People in our chambers are all earning well and can make their own provision so do we really need a policy. Wouldn’t it be patronising to women/fathers ?
The fact that somebody has a high level of earnings does not reduce the need for maternity/paternity/parental leave policies. The three reasons set out above namely fairness, compliance and commercial advantage still call for a maternity/paternity/parental leave policy even if the individuals concerned are “high earners”.
Does the Equality and Diversity Code for the Bar require us to waive contributions to a mortgage where chambers have purchased their own premises?
No it does not. Where chambers have purchased a property it remains a matter for them to decide how contributions should be made by members of chambers and how the asset acquired should be divided. In determining those matters, however, chambers will want to take into account the three driving factors of fairness, compliance and commercial advantage that apply just as much to mortgage repayments (both of interest and capital) as to rent. Whatever the approach decided upon it is important that it be established in a written and agreed policy so that everybody knows where they are.
What if our chambers collects contributions from members of chambers as a percentage of earnings, and so if somebody is not working during maternity leave their contribution will automatically go down?

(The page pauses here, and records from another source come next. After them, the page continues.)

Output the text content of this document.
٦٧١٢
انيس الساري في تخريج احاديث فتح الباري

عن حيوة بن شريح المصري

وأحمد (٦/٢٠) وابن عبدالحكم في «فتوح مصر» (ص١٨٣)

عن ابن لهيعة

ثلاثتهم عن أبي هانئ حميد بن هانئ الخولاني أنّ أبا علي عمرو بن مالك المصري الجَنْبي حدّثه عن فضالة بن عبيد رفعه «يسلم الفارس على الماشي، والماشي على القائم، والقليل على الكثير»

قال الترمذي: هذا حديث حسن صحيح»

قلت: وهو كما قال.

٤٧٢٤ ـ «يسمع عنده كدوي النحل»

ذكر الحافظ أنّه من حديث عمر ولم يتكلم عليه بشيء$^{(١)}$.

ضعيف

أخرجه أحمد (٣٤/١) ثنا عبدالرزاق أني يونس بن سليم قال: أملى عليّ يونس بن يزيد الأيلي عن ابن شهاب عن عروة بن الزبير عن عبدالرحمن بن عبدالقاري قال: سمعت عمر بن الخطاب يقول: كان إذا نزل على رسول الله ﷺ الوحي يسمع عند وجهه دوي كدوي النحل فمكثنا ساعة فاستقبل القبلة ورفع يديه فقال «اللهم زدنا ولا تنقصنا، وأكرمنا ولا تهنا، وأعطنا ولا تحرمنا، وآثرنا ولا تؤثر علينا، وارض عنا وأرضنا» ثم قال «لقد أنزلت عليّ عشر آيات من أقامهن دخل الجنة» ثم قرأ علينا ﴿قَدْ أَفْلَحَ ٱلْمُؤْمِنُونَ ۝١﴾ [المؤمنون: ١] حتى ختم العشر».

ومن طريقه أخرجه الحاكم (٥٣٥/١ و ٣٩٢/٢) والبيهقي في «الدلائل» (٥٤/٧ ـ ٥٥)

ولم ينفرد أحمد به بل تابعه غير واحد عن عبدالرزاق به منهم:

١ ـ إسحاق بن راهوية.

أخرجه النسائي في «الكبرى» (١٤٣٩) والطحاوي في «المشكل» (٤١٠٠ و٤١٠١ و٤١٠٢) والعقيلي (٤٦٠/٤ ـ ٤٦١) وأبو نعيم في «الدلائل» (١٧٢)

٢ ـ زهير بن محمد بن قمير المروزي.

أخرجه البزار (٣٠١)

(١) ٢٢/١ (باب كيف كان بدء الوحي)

A chambers with a percentage of earnings as the basis for contribution will probably want to have a different structure for its maternity leave from a chambers with a fixed contribution. The fact that the contribution is assessed as a percentage of earnings does not necessarily mean, however, that there needs to be no adjustment to reflect the particular circumstances of maternity leave. The aim of a maternity policy is to achieve fairness within chambers and the maintenance of morale and the ability to practice for those affected. If they can be maintained then there is less chance of losing talent from the Bar or to another set of chambers. It will be in chambers’ interest to consider matters such as cash flow, particularly in the period after maternity leave where income from previous earnings is likely to drop significantly as a result of the absence. This will ease the burden for those affected and encourage a sense of commitment to chambers.
There is a separate issue that high flat rate contributions may deter women from returning to work part time as they may have difficulty in making payments to chambers from a reduced income.